Richard Jenkins is the emotional focus of this episode. He plays earnest and well-intentioned even when he is totally ineffective and unhelpful, such as in the opening scene when he tries to advise a woman undergoing depression to get brighter bulbs in her house and exercise. The really sad thing (besides the depression obviously) is that he knows he can’t help this woman, and Jenkins is able to convey this with his sad-sack demeanor. He is clearly someone who wants to be loved and admired, but he doesn’t get it at home, which is why he gravitates to Zoe Kazan’s sweet and naive Denise, who is vulnerable in the way that older men would naturally gravitate towards. This could have gone in a very obvious way, but Jenkins’ Henry is devoted to his wife because deep down he knows that he needs honesty and accountability rather than uncritical adoration, which Denise could easily offer if he wanted to.

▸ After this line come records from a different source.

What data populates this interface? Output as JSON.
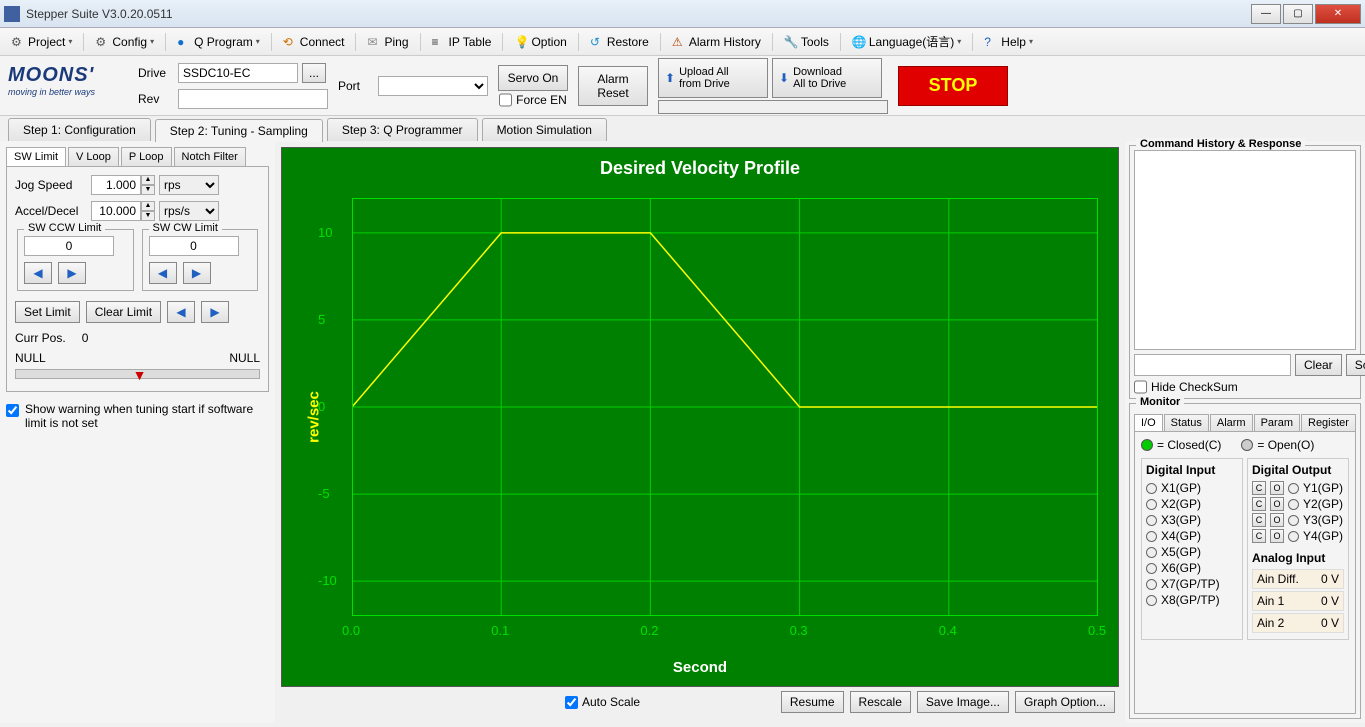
{
  "window": {
    "title": "Stepper Suite V3.0.20.0511"
  },
  "menu": [
    "Project",
    "Config",
    "Q Program",
    "Connect",
    "Ping",
    "IP Table",
    "Option",
    "Restore",
    "Alarm History",
    "Tools",
    "Language(语言)",
    "Help"
  ],
  "logo": {
    "line1": "MOONS'",
    "line2": "moving in better ways"
  },
  "top": {
    "drive_label": "Drive",
    "drive_value": "SSDC10-EC",
    "rev_label": "Rev",
    "rev_value": "",
    "port_label": "Port",
    "port_value": "",
    "servo_on": "Servo On",
    "force_en": "Force EN",
    "alarm_reset": "Alarm\nReset",
    "upload": "Upload All\nfrom Drive",
    "download": "Download\nAll to Drive",
    "stop": "STOP"
  },
  "main_tabs": [
    "Step 1: Configuration",
    "Step 2: Tuning - Sampling",
    "Step 3: Q Programmer",
    "Motion Simulation"
  ],
  "main_tab_active": 1,
  "sub_tabs": [
    "SW Limit",
    "V Loop",
    "P Loop",
    "Notch Filter"
  ],
  "sub_tab_active": 0,
  "sw": {
    "jog_label": "Jog Speed",
    "jog_val": "1.000",
    "jog_unit": "rps",
    "accel_label": "Accel/Decel",
    "accel_val": "10.000",
    "accel_unit": "rps/s",
    "ccw_title": "SW CCW Limit",
    "ccw_val": "0",
    "cw_title": "SW CW Limit",
    "cw_val": "0",
    "set_limit": "Set Limit",
    "clear_limit": "Clear Limit",
    "curr_pos_label": "Curr Pos.",
    "curr_pos_val": "0",
    "null_l": "NULL",
    "null_r": "NULL",
    "warn": "Show warning when tuning start if software limit is not set"
  },
  "chart": {
    "title": "Desired Velocity Profile",
    "xlabel": "Second",
    "ylabel": "rev/sec",
    "bg": "#008000",
    "grid": "#00d000",
    "axis_text": "#00e000",
    "line": "#ffff00",
    "xlim": [
      0.0,
      0.5
    ],
    "xticks": [
      0.0,
      0.1,
      0.2,
      0.3,
      0.4,
      0.5
    ],
    "ylim": [
      -12,
      12
    ],
    "yticks": [
      -10,
      -5,
      0,
      5,
      10
    ],
    "series": {
      "x": [
        0.0,
        0.1,
        0.2,
        0.3,
        0.5
      ],
      "y": [
        0,
        10,
        10,
        0,
        0
      ]
    }
  },
  "chart_btns": {
    "auto_scale": "Auto Scale",
    "resume": "Resume",
    "rescale": "Rescale",
    "save_img": "Save Image...",
    "graph_opt": "Graph Option..."
  },
  "right": {
    "history_title": "Command History & Response",
    "clear": "Clear",
    "script": "Script",
    "hide_cs": "Hide CheckSum",
    "monitor_title": "Monitor",
    "mon_tabs": [
      "I/O",
      "Status",
      "Alarm",
      "Param",
      "Register"
    ],
    "mon_tab_active": 0,
    "legend_closed": "= Closed(C)",
    "legend_open": "= Open(O)",
    "di_title": "Digital Input",
    "do_title": "Digital Output",
    "di": [
      "X1(GP)",
      "X2(GP)",
      "X3(GP)",
      "X4(GP)",
      "X5(GP)",
      "X6(GP)",
      "X7(GP/TP)",
      "X8(GP/TP)"
    ],
    "do": [
      "Y1(GP)",
      "Y2(GP)",
      "Y3(GP)",
      "Y4(GP)"
    ],
    "ai_title": "Analog Input",
    "ai": [
      [
        "Ain Diff.",
        "0 V"
      ],
      [
        "Ain 1",
        "0 V"
      ],
      [
        "Ain 2",
        "0 V"
      ]
    ]
  }
}
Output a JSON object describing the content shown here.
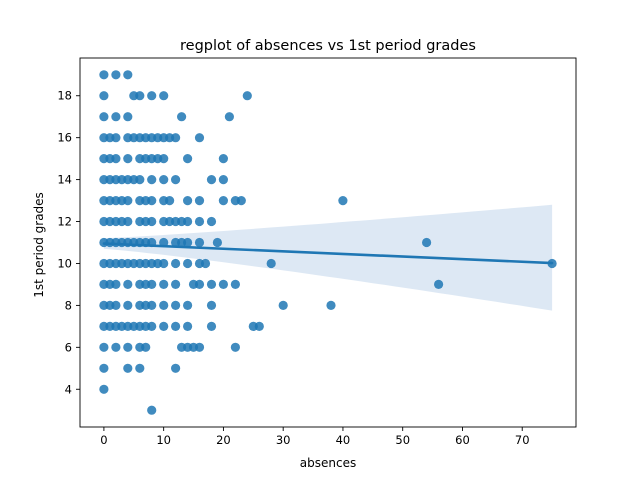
{
  "chart_data": {
    "type": "scatter",
    "title": "regplot of absences vs 1st period grades",
    "xlabel": "absences",
    "ylabel": "1st period grades",
    "xlim": [
      -4,
      79
    ],
    "ylim": [
      2.2,
      19.8
    ],
    "xticks": [
      0,
      10,
      20,
      30,
      40,
      50,
      60,
      70
    ],
    "yticks": [
      4,
      6,
      8,
      10,
      12,
      14,
      16,
      18
    ],
    "grid": false,
    "point_color": "#1f77b4",
    "line_color": "#1f77b4",
    "band_color": "#c6d9ec",
    "regression": {
      "x": [
        0,
        75
      ],
      "y": [
        10.95,
        10.02
      ],
      "ci_upper": [
        11.2,
        12.8
      ],
      "ci_lower": [
        10.7,
        7.75
      ]
    },
    "points": [
      [
        0,
        19
      ],
      [
        2,
        19
      ],
      [
        4,
        19
      ],
      [
        0,
        18
      ],
      [
        5,
        18
      ],
      [
        6,
        18
      ],
      [
        8,
        18
      ],
      [
        10,
        18
      ],
      [
        24,
        18
      ],
      [
        0,
        17
      ],
      [
        2,
        17
      ],
      [
        4,
        17
      ],
      [
        13,
        17
      ],
      [
        21,
        17
      ],
      [
        0,
        16
      ],
      [
        1,
        16
      ],
      [
        2,
        16
      ],
      [
        4,
        16
      ],
      [
        5,
        16
      ],
      [
        6,
        16
      ],
      [
        7,
        16
      ],
      [
        8,
        16
      ],
      [
        9,
        16
      ],
      [
        10,
        16
      ],
      [
        11,
        16
      ],
      [
        12,
        16
      ],
      [
        16,
        16
      ],
      [
        0,
        15
      ],
      [
        1,
        15
      ],
      [
        2,
        15
      ],
      [
        4,
        15
      ],
      [
        6,
        15
      ],
      [
        7,
        15
      ],
      [
        8,
        15
      ],
      [
        9,
        15
      ],
      [
        10,
        15
      ],
      [
        14,
        15
      ],
      [
        20,
        15
      ],
      [
        0,
        14
      ],
      [
        1,
        14
      ],
      [
        2,
        14
      ],
      [
        3,
        14
      ],
      [
        4,
        14
      ],
      [
        5,
        14
      ],
      [
        6,
        14
      ],
      [
        8,
        14
      ],
      [
        10,
        14
      ],
      [
        12,
        14
      ],
      [
        18,
        14
      ],
      [
        20,
        14
      ],
      [
        0,
        13
      ],
      [
        1,
        13
      ],
      [
        2,
        13
      ],
      [
        3,
        13
      ],
      [
        4,
        13
      ],
      [
        6,
        13
      ],
      [
        7,
        13
      ],
      [
        8,
        13
      ],
      [
        10,
        13
      ],
      [
        11,
        13
      ],
      [
        14,
        13
      ],
      [
        16,
        13
      ],
      [
        20,
        13
      ],
      [
        22,
        13
      ],
      [
        23,
        13
      ],
      [
        40,
        13
      ],
      [
        0,
        12
      ],
      [
        1,
        12
      ],
      [
        2,
        12
      ],
      [
        3,
        12
      ],
      [
        4,
        12
      ],
      [
        6,
        12
      ],
      [
        7,
        12
      ],
      [
        8,
        12
      ],
      [
        10,
        12
      ],
      [
        11,
        12
      ],
      [
        12,
        12
      ],
      [
        13,
        12
      ],
      [
        14,
        12
      ],
      [
        16,
        12
      ],
      [
        18,
        12
      ],
      [
        0,
        11
      ],
      [
        1,
        11
      ],
      [
        2,
        11
      ],
      [
        3,
        11
      ],
      [
        4,
        11
      ],
      [
        5,
        11
      ],
      [
        6,
        11
      ],
      [
        7,
        11
      ],
      [
        8,
        11
      ],
      [
        10,
        11
      ],
      [
        12,
        11
      ],
      [
        13,
        11
      ],
      [
        14,
        11
      ],
      [
        16,
        11
      ],
      [
        19,
        11
      ],
      [
        54,
        11
      ],
      [
        0,
        10
      ],
      [
        1,
        10
      ],
      [
        2,
        10
      ],
      [
        3,
        10
      ],
      [
        4,
        10
      ],
      [
        5,
        10
      ],
      [
        6,
        10
      ],
      [
        7,
        10
      ],
      [
        8,
        10
      ],
      [
        9,
        10
      ],
      [
        10,
        10
      ],
      [
        12,
        10
      ],
      [
        14,
        10
      ],
      [
        16,
        10
      ],
      [
        17,
        10
      ],
      [
        28,
        10
      ],
      [
        75,
        10
      ],
      [
        0,
        9
      ],
      [
        1,
        9
      ],
      [
        2,
        9
      ],
      [
        4,
        9
      ],
      [
        6,
        9
      ],
      [
        7,
        9
      ],
      [
        8,
        9
      ],
      [
        10,
        9
      ],
      [
        12,
        9
      ],
      [
        15,
        9
      ],
      [
        16,
        9
      ],
      [
        18,
        9
      ],
      [
        20,
        9
      ],
      [
        22,
        9
      ],
      [
        56,
        9
      ],
      [
        0,
        8
      ],
      [
        1,
        8
      ],
      [
        2,
        8
      ],
      [
        4,
        8
      ],
      [
        6,
        8
      ],
      [
        7,
        8
      ],
      [
        8,
        8
      ],
      [
        10,
        8
      ],
      [
        12,
        8
      ],
      [
        14,
        8
      ],
      [
        18,
        8
      ],
      [
        30,
        8
      ],
      [
        38,
        8
      ],
      [
        0,
        7
      ],
      [
        1,
        7
      ],
      [
        2,
        7
      ],
      [
        3,
        7
      ],
      [
        4,
        7
      ],
      [
        5,
        7
      ],
      [
        6,
        7
      ],
      [
        7,
        7
      ],
      [
        8,
        7
      ],
      [
        10,
        7
      ],
      [
        12,
        7
      ],
      [
        14,
        7
      ],
      [
        18,
        7
      ],
      [
        25,
        7
      ],
      [
        26,
        7
      ],
      [
        0,
        6
      ],
      [
        2,
        6
      ],
      [
        4,
        6
      ],
      [
        6,
        6
      ],
      [
        7,
        6
      ],
      [
        13,
        6
      ],
      [
        14,
        6
      ],
      [
        15,
        6
      ],
      [
        16,
        6
      ],
      [
        22,
        6
      ],
      [
        0,
        5
      ],
      [
        4,
        5
      ],
      [
        6,
        5
      ],
      [
        12,
        5
      ],
      [
        0,
        4
      ],
      [
        8,
        3
      ]
    ]
  }
}
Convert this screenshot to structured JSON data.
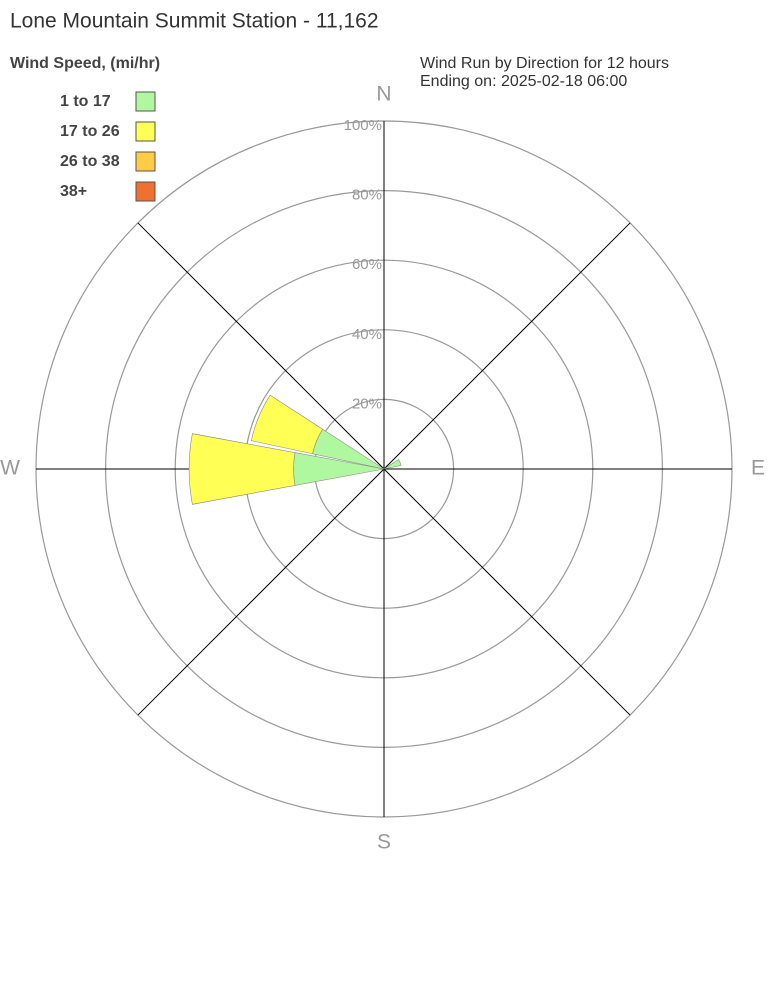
{
  "chart_data": {
    "type": "wind_rose",
    "title": "Lone Mountain Summit Station - 11,162",
    "subtitle": [
      "Wind Run by Direction for 12 hours",
      "Ending on: 2025-02-18 06:00"
    ],
    "legend_title": "Wind Speed, (mi/hr)",
    "legend": "upper left",
    "grid": true,
    "categories": [
      "N",
      null,
      null,
      null,
      "E",
      null,
      null,
      null,
      "S",
      null,
      null,
      null,
      "W",
      null,
      null,
      null
    ],
    "rlim": [
      0,
      100
    ],
    "rticks": [
      {
        "value": 20,
        "label": "20%"
      },
      {
        "value": 40,
        "label": "40%"
      },
      {
        "value": 60,
        "label": "60%"
      },
      {
        "value": 80,
        "label": "80%"
      },
      {
        "value": 100,
        "label": "100%"
      }
    ],
    "series": [
      {
        "name": "1 to 17",
        "color": "#b0f8a0",
        "values": [
          0,
          0,
          0,
          5,
          0,
          0,
          0,
          0,
          0,
          0,
          0,
          0,
          26,
          21,
          0,
          0
        ]
      },
      {
        "name": "17 to 26",
        "color": "#ffff55",
        "values": [
          0,
          0,
          0,
          0,
          0,
          0,
          0,
          0,
          0,
          0,
          0,
          0,
          30,
          18,
          0,
          0
        ]
      },
      {
        "name": "26 to 38",
        "color": "#ffcc44",
        "values": [
          0,
          0,
          0,
          0,
          0,
          0,
          0,
          0,
          0,
          0,
          0,
          0,
          0,
          0,
          0,
          0
        ]
      },
      {
        "name": "38+",
        "color": "#f07030",
        "values": [
          0,
          0,
          0,
          0,
          0,
          0,
          0,
          0,
          0,
          0,
          0,
          0,
          0,
          0,
          0,
          0
        ]
      }
    ]
  }
}
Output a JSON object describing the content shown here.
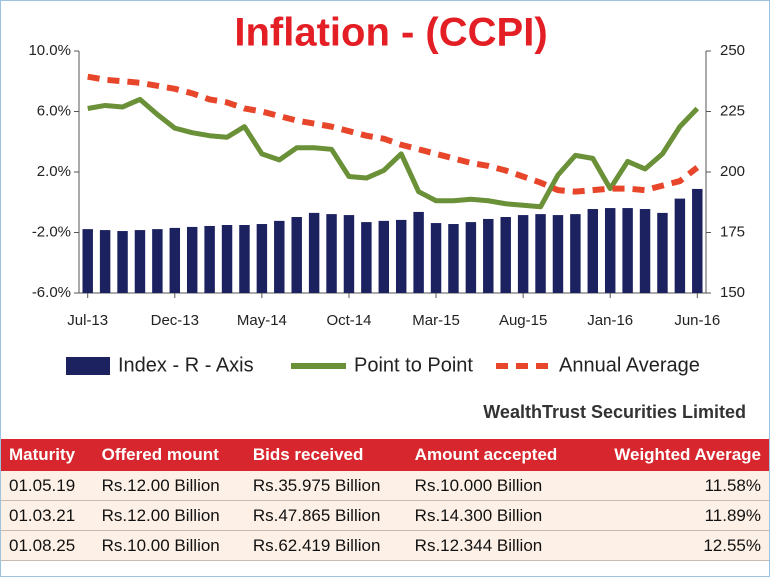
{
  "chart_data": {
    "type": "bar-line",
    "title": "Inflation - (CCPI)",
    "categories": [
      "Jul-13",
      null,
      null,
      null,
      null,
      "Dec-13",
      null,
      null,
      null,
      null,
      "May-14",
      null,
      null,
      null,
      null,
      "Oct-14",
      null,
      null,
      null,
      null,
      "Mar-15",
      null,
      null,
      null,
      null,
      "Aug-15",
      null,
      null,
      null,
      null,
      "Jan-16",
      null,
      null,
      null,
      null,
      "Jun-16"
    ],
    "ylim": [
      -6,
      10
    ],
    "yticks": [
      {
        "value": -6,
        "label": "-6.0%"
      },
      {
        "value": -2,
        "label": "-2.0%"
      },
      {
        "value": 2,
        "label": "2.0%"
      },
      {
        "value": 6,
        "label": "6.0%"
      },
      {
        "value": 10,
        "label": "10.0%"
      }
    ],
    "y2lim": [
      150,
      250
    ],
    "y2ticks": [
      150,
      175,
      200,
      225,
      250
    ],
    "series": [
      {
        "name": "Index - R - Axis",
        "type": "bar",
        "axis": "y2",
        "color": "#1c2160",
        "values": [
          176.4,
          176.0,
          175.6,
          176.0,
          176.4,
          176.9,
          177.3,
          177.7,
          178.1,
          178.1,
          178.5,
          179.8,
          181.4,
          183.1,
          182.6,
          182.2,
          179.3,
          179.8,
          180.2,
          183.5,
          178.9,
          178.5,
          179.3,
          180.6,
          181.4,
          182.2,
          182.6,
          182.2,
          182.6,
          184.7,
          185.1,
          185.1,
          184.7,
          183.1,
          189.0,
          193.0
        ]
      },
      {
        "name": "Point to Point",
        "type": "line",
        "color": "#6a9038",
        "values": [
          6.2,
          6.4,
          6.3,
          6.8,
          5.8,
          4.9,
          4.6,
          4.4,
          4.3,
          5.0,
          3.2,
          2.8,
          3.6,
          3.6,
          3.5,
          1.7,
          1.6,
          2.1,
          3.2,
          0.7,
          0.1,
          0.1,
          0.2,
          0.1,
          -0.1,
          -0.2,
          -0.3,
          1.8,
          3.1,
          2.9,
          0.9,
          2.7,
          2.2,
          3.2,
          5.0,
          6.2
        ]
      },
      {
        "name": "Annual Average",
        "type": "dashed-line",
        "color": "#e8462b",
        "values": [
          8.3,
          8.1,
          8.0,
          7.9,
          7.7,
          7.5,
          7.2,
          6.8,
          6.6,
          6.2,
          6.0,
          5.7,
          5.4,
          5.2,
          5.0,
          4.7,
          4.4,
          4.2,
          3.8,
          3.5,
          3.2,
          2.9,
          2.6,
          2.4,
          2.1,
          1.7,
          1.3,
          0.8,
          0.7,
          0.8,
          0.9,
          0.9,
          0.8,
          1.1,
          1.4,
          2.3
        ]
      }
    ]
  },
  "credit": "WealthTrust Securities Limited",
  "table": {
    "header": [
      "Maturity",
      "Offered mount",
      "Bids received",
      "Amount accepted",
      "Weighted Average"
    ],
    "rows": [
      [
        "01.05.19",
        "Rs.12.00 Billion",
        "Rs.35.975 Billion",
        "Rs.10.000 Billion",
        "11.58%"
      ],
      [
        "01.03.21",
        "Rs.12.00 Billion",
        "Rs.47.865 Billion",
        "Rs.14.300 Billion",
        "11.89%"
      ],
      [
        "01.08.25",
        "Rs.10.00 Billion",
        "Rs.62.419 Billion",
        "Rs.12.344 Billion",
        "12.55%"
      ]
    ]
  }
}
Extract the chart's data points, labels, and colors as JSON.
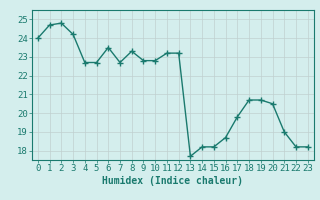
{
  "x": [
    0,
    1,
    2,
    3,
    4,
    5,
    6,
    7,
    8,
    9,
    10,
    11,
    12,
    13,
    14,
    15,
    16,
    17,
    18,
    19,
    20,
    21,
    22,
    23
  ],
  "y": [
    24.0,
    24.7,
    24.8,
    24.2,
    22.7,
    22.7,
    23.5,
    22.7,
    23.3,
    22.8,
    22.8,
    23.2,
    23.2,
    17.7,
    18.2,
    18.2,
    18.7,
    19.8,
    20.7,
    20.7,
    20.5,
    19.0,
    18.2,
    18.2
  ],
  "line_color": "#1a7a6e",
  "marker": "+",
  "marker_size": 4,
  "bg_color": "#d4eeed",
  "grid_color": "#c0d0d0",
  "xlabel": "Humidex (Indice chaleur)",
  "xlim": [
    -0.5,
    23.5
  ],
  "ylim": [
    17.5,
    25.5
  ],
  "yticks": [
    18,
    19,
    20,
    21,
    22,
    23,
    24,
    25
  ],
  "xticks": [
    0,
    1,
    2,
    3,
    4,
    5,
    6,
    7,
    8,
    9,
    10,
    11,
    12,
    13,
    14,
    15,
    16,
    17,
    18,
    19,
    20,
    21,
    22,
    23
  ],
  "xlabel_fontsize": 7,
  "tick_fontsize": 6.5,
  "line_width": 1.0
}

I don’t quite have a handle on Cholodenko’s style yet. There are certainly beautiful shots of nature, and even the inside of the Kitteridge’s modest house looks like an idealized memory rather than real life. While Cholodenko can certainly offer visual style, the story does not call for it, and I think she rather wanted to give her actors the space to breathe and do their job. Also, a lot of credit needs to go to Jane Anderson for being able to condense a book of short stories into compelling episodes. I am eagerly looking forward to see if this series will make a cohesive, compelling whole.